The Lowry has announced a new cohort of artists who will be supported by its prestigious Artist Development Programme over 2020.

Joining as part of the Developed With programme are musical theatre company Colla Voce Theatre, TV and theatre actor and disabled artists advocate Melissa Johns and director Lily Levin, provocative theatre makers Fio, circus artist Fran Hyde and interactive theatre company TOOT who flip modern fears & anxieties into joyful collective experience.

Over the course of a year long relationship each artist or company will be given bespoke mentorship and support in order to develop and present brand new work and take a step forward in their practice.
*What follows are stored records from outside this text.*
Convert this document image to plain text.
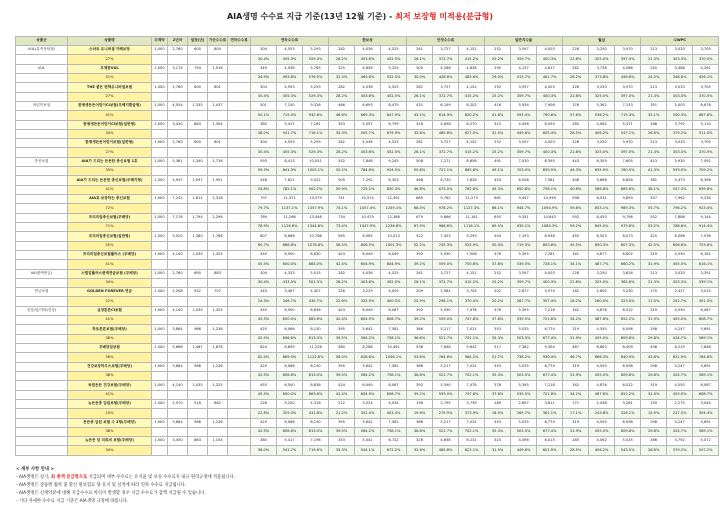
AIA생명 수수료 지급 기준(13년 12월 기준) - 최저 보장형 미적용(분급형)
상품군	상품명	주계약	2년차	설정(년)	가산수수료	연차수수료	연차수수료			한보상			안정수수료			일반지수율			월납			수WPC		
VUL(유족상담형)	스마트 유니버셜 카페보장	1,000	2,760	600	800		304	4,553	5,293	282	4,036	4,525	261	3,727	4,152	252	3,597	4,003	228	3,250	3,970	213	3,033	3,705
	27%						30.4%	455.3%	529.3%	28.2%	403.6%	452.5%	26.1%	372.7%	415.2%	25.2%	359.7%	400.3%	22.8%	325.0%	397.0%	21.3%	303.3%	370.5%
VUL	무제한VUL	1,000	3,174	794	1,916		349	4,938	5,765	325	4,658	5,325	300	4,286	4,836	290	4,137	4,617	262	3,738	4,566	245	3,488	4,261
	51%						34.9%	493.8%	576.5%	32.5%	465.8%	532.5%	30.0%	428.6%	483.6%	29.0%	413.7%	461.7%	26.2%	373.8%	456.6%	24.5%	348.8%	426.1%
	THE 좋은 변액유니버셜보험	1,000	2,760	600	801		304	4,553	5,293	282	4,036	4,525	261	3,727	4,152	252	3,597	4,003	228	3,250	3,970	213	3,033	3,705
	27%						30.4%	455.3%	529.3%	28.2%	403.6%	452.5%	26.1%	372.7%	415.2%	25.2%	359.7%	400.3%	22.8%	325.0%	397.0%	21.3%	303.3%	370.5%
어린이보험	한평생든든어린이CI보험(무해지환급형)	1,000	4,554	1,335	1,437		501	7,150	9,326	466	6,693	8,479	431	6,149	8,202	416	5,934	7,906	376	5,362	7,153	351	5,003	6,676
	41%						50.1%	715.0%	932.6%	46.6%	669.3%	847.9%	43.1%	614.9%	820.2%	41.6%	593.4%	790.6%	37.6%	536.2%	715.3%	35.1%	500.3%	667.6%
	한평생든든어린이CI보험(일반형)	1,000	3,430	863	1,304		380	5,417	7,181	353	5,057	6,799	326	4,658	6,270	315	4,496	6,054	285	4,062	5,471	266	3,792	5,110
	34%						38.0%	541.7%	718.1%	35.3%	505.7%	679.9%	32.6%	465.8%	627.0%	31.5%	449.6%	605.4%	28.5%	406.2%	547.1%	26.6%	379.2%	511.0%
	한평생든든어린이보험(일반형)	1,000	2,760	600	801		304	4,553	5,293	282	4,036	4,525	261	3,727	4,152	252	3,597	4,003	228	3,250	3,970	213	3,033	3,705
	27%						30.4%	455.3%	529.3%	28.2%	403.6%	452.5%	26.1%	372.7%	415.2%	25.2%	359.7%	400.3%	22.8%	325.0%	397.0%	21.3%	303.3%	370.5%
종신보험	AIA가 드리는 든든한 종신보험 1호	1,000	5,361	1,340	1,716		593	8,413	10,051	552	7,848	9,245	508	7,271	8,658	491	7,030	8,395	443	6,359	7,605	413	5,930	7,092
	35%						59.3%	841.3%	1005.1%	55.2%	784.8%	924.5%	50.8%	727.1%	865.8%	49.1%	703.0%	839.5%	44.3%	635.9%	760.5%	41.3%	593.0%	709.2%
	AIA가 드리는 든든한 종신보험(무해지형)	1,000	4,947	1,097	1,591		548	7,821	9,022	509	7,292	8,303	468	6,730	7,828	453	6,508	7,581	408	5,868	6,856	381	5,473	6,398
	41%						54.8%	782.1%	902.2%	50.9%	729.2%	830.3%	46.8%	673.0%	782.8%	45.3%	650.8%	758.1%	40.8%	586.8%	685.6%	38.1%	547.3%	639.8%
	AIA로 보장하는 종신보험	1,000	7,241	1,811	2,318		797	11,371	13,579	741	10,574	12,491	685	9,762	11,273	661	9,447	10,949	598	8,531	9,893	557	7,962	9,234
	72%						79.7%	1137.1%	1357.9%	74.1%	1057.4%	1249.1%	68.5%	976.2%	1127.3%	66.1%	944.7%	1094.9%	59.8%	853.1%	989.3%	55.7%	796.2%	923.4%
	프리미엄종신보험(무배당)	1,000	7,176	1,794	2,296		789	11,266	13,446	734	10,479	12,368	679	9,666	11,161	655	9,351	10,843	592	8,450	9,798	552	7,886	9,144
	71%						78.9%	1126.6%	1344.6%	73.4%	1047.9%	1236.8%	67.9%	966.6%	1116.1%	65.5%	935.1%	1084.3%	59.2%	845.0%	979.8%	55.2%	788.6%	914.4%
	프리미엄종신보험(일반형)	1,000	5,520	1,380	1,766		607	8,666	10,768	565	8,065	10,013	522	7,453	9,259	504	7,193	8,938	455	6,503	8,073	425	6,066	7,536
	55%						60.7%	866.6%	1076.8%	56.5%	806.5%	1001.3%	52.2%	745.3%	925.9%	50.4%	719.3%	893.8%	45.5%	650.3%	807.3%	42.5%	606.6%	753.6%
	프리미엄종신보험플러스 (무배당)	1,000	4,140	1,035	1,325		455	6,500	8,630	424	6,049	8,049	392	5,590	7,506	378	5,395	7,281	341	4,877	6,602	319	4,550	6,161
	41%						45.5%	650.0%	863.0%	42.4%	604.9%	804.9%	39.2%	559.0%	750.6%	37.8%	539.5%	728.1%	34.1%	487.7%	660.2%	31.9%	455.0%	616.1%
VA(변액연금)	스텝업플러스변액연금보험 (무배당)	1,000	2,760	690	883		304	4,333	5,015	282	4,036	4,525	261	3,727	4,152	252	3,597	4,003	228	3,250	3,626	213	3,033	3,391
	34%						30.4%	433.3%	501.5%	28.2%	403.6%	452.5%	26.1%	372.7%	415.2%	25.2%	359.7%	400.3%	22.8%	325.0%	362.6%	21.3%	303.3%	339.1%
연금보험	GOLDEN FOREVER 연금	1,000	2,208	552	707		243	3,467	4,307	226	3,229	4,005	209	2,981	3,704	202	2,877	3,574	182	2,600	3,230	170	2,427	3,015
	22%						24.3%	346.7%	430.7%	22.6%	322.9%	400.5%	20.9%	298.1%	370.4%	20.2%	287.7%	357.4%	18.2%	260.0%	323.0%	17.0%	242.7%	301.5%
건강/암/기타(건강)	심장튼튼CI보험	1,000	4,140	1,035	1,325		455	6,500	8,636	424	6,049	8,067	392	5,590	7,478	378	5,395	7,218	342	4,876	6,522	319	4,550	6,087
	41%						45.5%	650.0%	863.6%	42.4%	604.9%	806.7%	39.2%	559.0%	747.8%	37.8%	539.5%	721.8%	34.2%	487.6%	652.2%	31.9%	455.0%	608.7%
	하트튼튼보험(무배당)	1,000	3,864	966	1,236		425	6,066	8,130	395	5,642	7,581	366	5,217	7,021	353	5,035	6,774	319	4,550	6,098	298	4,247	5,691
	38%						42.5%	606.6%	813.0%	39.5%	564.2%	758.1%	36.6%	521.7%	702.1%	35.3%	503.5%	677.4%	31.9%	455.0%	609.8%	29.8%	424.7%	569.1%
	무배당암보험	1,000	5,668	1,467	1,878		624	8,899	11,226	580	8,286	10,461	536	7,648	9,642	517	7,382	9,304	467	6,663	8,409	436	6,219	7,848
	56%						62.4%	889.9%	1122.6%	58.0%	828.6%	1046.1%	53.6%	764.8%	964.2%	51.7%	738.2%	930.4%	46.7%	666.3%	840.9%	43.6%	621.9%	784.8%
	건강보장하우스보험(무배당)	1,000	3,864	966	1,236		425	6,066	8,130	395	5,642	7,581	366	5,217	7,021	353	5,035	6,774	319	4,550	6,098	298	4,247	5,691
	38%						42.5%	606.6%	813.0%	39.5%	564.2%	758.1%	36.6%	521.7%	702.1%	35.3%	503.5%	677.4%	31.9%	455.0%	609.8%	29.8%	424.7%	569.1%
	독립든든 건강보험(무배당)	1,000	4,140	1,035	1,325		455	6,500	8,636	424	6,049	8,067	392	5,590	7,478	378	5,395	7,218	342	4,876	6,522	319	4,550	6,087
	41%						45.5%	650.0%	863.6%	42.4%	604.9%	806.7%	39.2%	559.0%	747.8%	37.8%	539.5%	721.8%	34.2%	487.6%	652.2%	31.9%	455.0%	608.7%
	뉴든든종 입원보험(무배당)	1,000	2,070	518	662		228	3,250	4,318	212	3,024	4,034	196	2,795	3,739	189	2,697	3,611	171	2,438	3,261	159	2,275	3,044
	20%						22.8%	325.0%	431.8%	21.2%	302.4%	403.4%	19.6%	279.5%	373.9%	18.9%	269.7%	361.1%	17.1%	243.8%	326.1%	15.9%	227.5%	304.4%
	든든종 입원 보험 수 2형(무배당)	1,000	3,864	966	1,236		425	6,066	8,130	395	5,642	7,581	366	5,217	7,021	353	5,035	6,774	319	4,550	6,098	298	4,247	5,691
	38%						42.5%	606.6%	813.0%	39.5%	564.2%	758.1%	36.6%	521.7%	702.1%	35.3%	503.5%	677.4%	31.9%	455.0%	609.8%	29.8%	424.7%	569.1%
	뉴든든 암 치료비 보험(무배당)	1,000	3,450	863	1,104		380	5,417	7,196	353	5,041	6,722	326	4,658	6,231	315	4,496	6,015	285	4,062	5,435	266	3,792	5,072
	34%						38.0%	541.7%	719.6%	35.3%	504.1%	672.2%	32.6%	465.8%	623.1%	31.5%	449.6%	601.5%	28.5%	406.2%	543.5%	26.6%	379.2%	507.2%
< 세부 사항 안내 >
- AIA생명은 칭기, 최 총액 분급형으로 지급되며 세부 수수료는 유지율 및 보유 수수료지 내규 원리규정에 적용됩니다.
- AIA생명은 상품별 월차 및 환산 원보험료 당 유지 및 실적에 따라 연차 수수료 지급됩니다.
- AIA생명은 신계약분에 대해 지급수수료 차익이 발생할 경우 지급 수수료가 감액 지급될 수 있습니다.
- 기타 자세한 수수료 지급 기준은 AIA생명 규정에 따릅니다.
Claire Symonds, Senior Producer: Artist Development, said
“The Lowry’s ‘Developed With’ programme take a bespoke approach to each artist or company. We support them to make work here and now, and at the same time we help them explore the things that will shape their practice over the next five or ten years.”

“We are particularly excited to be working with these new artists and companies as they are all making work that speaks to the issues in today’s society. From reclaiming the right to take joy in our bodies to the lessons of the Somali genocide, from the seductive dangers of group think to how inanimate objects and technology might replace human connection, these projects will give audiences plenty to think about.”

In addition to the ongoing Artist Development Programme The Lowry and Sustained Theatre Up North (STUN) have partnered on a commission for North West based BAME-led artists or companies making performance work.

This commission develops local Black, Asian and Minority Ethnic artistic talent, offering underrepresented voices a new opportunity to be supported by both organisations as they create a brand new production to premiere in The Lowry’s Aldridge Studio.

The STUN X Lowry Commission has been awarded to New Slang Productions, a theatre company led by Black British director Tian Glasgow, who has previously created work through programmes at The Barbican and The Young Vic. The new production, ‘Tomorrow Is Not Promised’, tells the story of a woman waking to find her house has been flattened in an earthquake as a starting point for how Black women support each other through loss.

The Lowry Artist Development Programme is supported by Arts Council England, the Eranda Rothschild Foundation and The Garrick Club Charitable Trust.